Nocne burze: kilkaset piorunów w kilkanaście minut
Na ulicach leżą bilboardy, dachówki i połamane drzewa, nie kursuje komunikacja miejska.
2010-08-17, 05:30
Kolejne nawałnice dewastują północną i wschodnią Słowację. Potężna burza przeszła nad Koszycami. Na ulicach leżą bilboardy, dachówki i połamane drzewa, nie kursuje komunikacja miejska, zerwany dach zatarasował wejscie do miejskiego szpitala im Ludvika Pastera w centrum miasta.
W centrum Koszyc na ulicach leżą nie tylko konary drzew ale i całe konstrukcje dachów. Strażacy uwalniali ludzi z rozbitych samochodów, na które, podczas jazdy, spadły drzewa. W ciągu kilkunastu minut w miasto uderzyło kilkaset piorunów.
Ogrom zniszczeń nie jest jeszcze znany. W usuwaniu szkód w północnej, środkowej i wschodniej Słowacji pomaga wojsko. Drogi patrolują setki policjantów, sciągniętych z całego kraju.
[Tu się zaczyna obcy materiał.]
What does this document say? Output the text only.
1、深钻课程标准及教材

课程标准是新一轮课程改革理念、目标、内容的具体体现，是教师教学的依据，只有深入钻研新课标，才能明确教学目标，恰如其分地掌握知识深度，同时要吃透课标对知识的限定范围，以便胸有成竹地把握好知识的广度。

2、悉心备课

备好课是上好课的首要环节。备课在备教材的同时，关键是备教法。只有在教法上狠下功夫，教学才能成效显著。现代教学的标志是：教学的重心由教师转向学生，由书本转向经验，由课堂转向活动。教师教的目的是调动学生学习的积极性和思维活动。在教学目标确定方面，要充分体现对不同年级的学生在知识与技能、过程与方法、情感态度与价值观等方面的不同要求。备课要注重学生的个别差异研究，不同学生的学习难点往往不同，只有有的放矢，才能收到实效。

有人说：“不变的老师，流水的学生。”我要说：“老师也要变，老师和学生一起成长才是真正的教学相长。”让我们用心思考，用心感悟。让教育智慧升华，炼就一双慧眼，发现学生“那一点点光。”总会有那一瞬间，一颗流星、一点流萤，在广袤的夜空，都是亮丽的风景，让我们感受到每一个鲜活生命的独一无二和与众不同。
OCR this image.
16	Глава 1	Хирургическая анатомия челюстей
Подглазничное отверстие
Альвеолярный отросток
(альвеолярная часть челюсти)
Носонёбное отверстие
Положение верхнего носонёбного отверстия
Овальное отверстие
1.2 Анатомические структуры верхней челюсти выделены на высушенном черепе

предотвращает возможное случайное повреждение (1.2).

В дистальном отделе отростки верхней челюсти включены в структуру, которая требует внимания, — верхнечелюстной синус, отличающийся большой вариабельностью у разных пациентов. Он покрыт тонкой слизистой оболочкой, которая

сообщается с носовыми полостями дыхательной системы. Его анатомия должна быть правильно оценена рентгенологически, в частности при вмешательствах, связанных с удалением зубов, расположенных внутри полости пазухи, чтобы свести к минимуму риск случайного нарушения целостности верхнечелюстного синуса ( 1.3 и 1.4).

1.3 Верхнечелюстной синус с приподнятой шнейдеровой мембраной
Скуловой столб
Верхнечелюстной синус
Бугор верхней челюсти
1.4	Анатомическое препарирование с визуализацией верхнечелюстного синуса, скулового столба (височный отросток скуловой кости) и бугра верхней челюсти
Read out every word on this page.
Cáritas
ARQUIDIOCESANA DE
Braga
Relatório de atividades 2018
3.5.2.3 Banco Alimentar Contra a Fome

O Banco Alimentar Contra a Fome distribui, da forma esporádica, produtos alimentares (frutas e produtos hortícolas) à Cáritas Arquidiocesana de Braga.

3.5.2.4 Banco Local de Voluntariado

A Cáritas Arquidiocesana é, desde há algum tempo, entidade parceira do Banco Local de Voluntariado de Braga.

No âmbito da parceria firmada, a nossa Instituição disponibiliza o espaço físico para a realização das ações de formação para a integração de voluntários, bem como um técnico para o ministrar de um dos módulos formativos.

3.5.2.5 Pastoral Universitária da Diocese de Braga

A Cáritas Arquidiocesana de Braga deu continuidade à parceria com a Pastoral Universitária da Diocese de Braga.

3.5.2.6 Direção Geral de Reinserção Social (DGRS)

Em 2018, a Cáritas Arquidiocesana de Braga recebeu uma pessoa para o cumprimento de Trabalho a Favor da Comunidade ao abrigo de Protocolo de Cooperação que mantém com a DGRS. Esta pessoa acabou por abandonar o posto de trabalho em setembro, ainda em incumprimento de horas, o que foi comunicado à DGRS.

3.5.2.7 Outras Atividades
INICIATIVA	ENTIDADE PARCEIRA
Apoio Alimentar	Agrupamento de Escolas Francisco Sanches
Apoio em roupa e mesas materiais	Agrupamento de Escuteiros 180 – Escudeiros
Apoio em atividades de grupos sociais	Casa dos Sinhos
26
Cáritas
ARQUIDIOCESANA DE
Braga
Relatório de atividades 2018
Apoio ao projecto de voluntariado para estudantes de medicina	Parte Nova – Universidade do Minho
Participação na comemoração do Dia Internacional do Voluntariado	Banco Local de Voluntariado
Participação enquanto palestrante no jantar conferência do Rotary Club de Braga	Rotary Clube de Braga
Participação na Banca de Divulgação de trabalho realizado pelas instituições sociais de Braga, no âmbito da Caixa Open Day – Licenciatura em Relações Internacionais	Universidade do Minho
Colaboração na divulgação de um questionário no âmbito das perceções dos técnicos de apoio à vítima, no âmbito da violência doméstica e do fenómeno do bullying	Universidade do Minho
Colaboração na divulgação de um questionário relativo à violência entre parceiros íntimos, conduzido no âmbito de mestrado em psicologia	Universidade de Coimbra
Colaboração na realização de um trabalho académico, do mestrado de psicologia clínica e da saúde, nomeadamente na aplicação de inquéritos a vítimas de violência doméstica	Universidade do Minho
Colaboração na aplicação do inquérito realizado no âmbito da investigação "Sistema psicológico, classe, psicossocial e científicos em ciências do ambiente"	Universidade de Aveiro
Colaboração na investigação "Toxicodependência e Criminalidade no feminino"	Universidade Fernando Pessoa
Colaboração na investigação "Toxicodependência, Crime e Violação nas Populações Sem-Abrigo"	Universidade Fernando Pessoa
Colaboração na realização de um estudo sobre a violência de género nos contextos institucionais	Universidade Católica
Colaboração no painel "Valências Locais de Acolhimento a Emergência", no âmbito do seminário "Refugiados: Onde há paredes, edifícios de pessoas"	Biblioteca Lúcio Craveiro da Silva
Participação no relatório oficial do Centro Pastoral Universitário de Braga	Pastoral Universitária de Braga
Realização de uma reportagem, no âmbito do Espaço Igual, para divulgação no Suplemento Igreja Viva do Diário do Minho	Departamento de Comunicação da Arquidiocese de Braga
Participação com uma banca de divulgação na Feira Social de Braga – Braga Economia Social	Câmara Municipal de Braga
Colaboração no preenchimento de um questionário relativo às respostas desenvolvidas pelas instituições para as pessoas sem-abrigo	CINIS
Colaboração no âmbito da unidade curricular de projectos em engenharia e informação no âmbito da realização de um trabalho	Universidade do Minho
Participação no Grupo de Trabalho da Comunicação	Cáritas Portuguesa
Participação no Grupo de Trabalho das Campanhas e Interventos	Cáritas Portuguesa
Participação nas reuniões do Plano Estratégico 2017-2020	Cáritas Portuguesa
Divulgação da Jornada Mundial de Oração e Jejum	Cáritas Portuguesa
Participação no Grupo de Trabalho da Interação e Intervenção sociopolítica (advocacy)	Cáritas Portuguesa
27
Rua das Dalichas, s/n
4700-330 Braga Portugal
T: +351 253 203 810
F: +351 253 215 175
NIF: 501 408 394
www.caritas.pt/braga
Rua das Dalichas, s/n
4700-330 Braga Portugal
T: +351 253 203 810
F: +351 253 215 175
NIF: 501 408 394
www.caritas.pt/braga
Szef MSW Daniel Lipszyc zaapelował do ludności o zachowanie spokoju. Policja prosi kierowców, którzy przejeżdżają tranzytem przez Słowację, o zachowanie szczególnej ostrożności na drogach. Wiele połączeń komunikacyjnych blokują drzewa. Inne zalały wezbrane rzeki. Zniszczone są mosty. Spadające skały zablokowały międzynarodowe połączenie z Polski pod Strecznem na odcinku z Martina do Zyliny. Zablokowana jest równiez międzynarodowa droga D-1 z Preszova do Koszyc.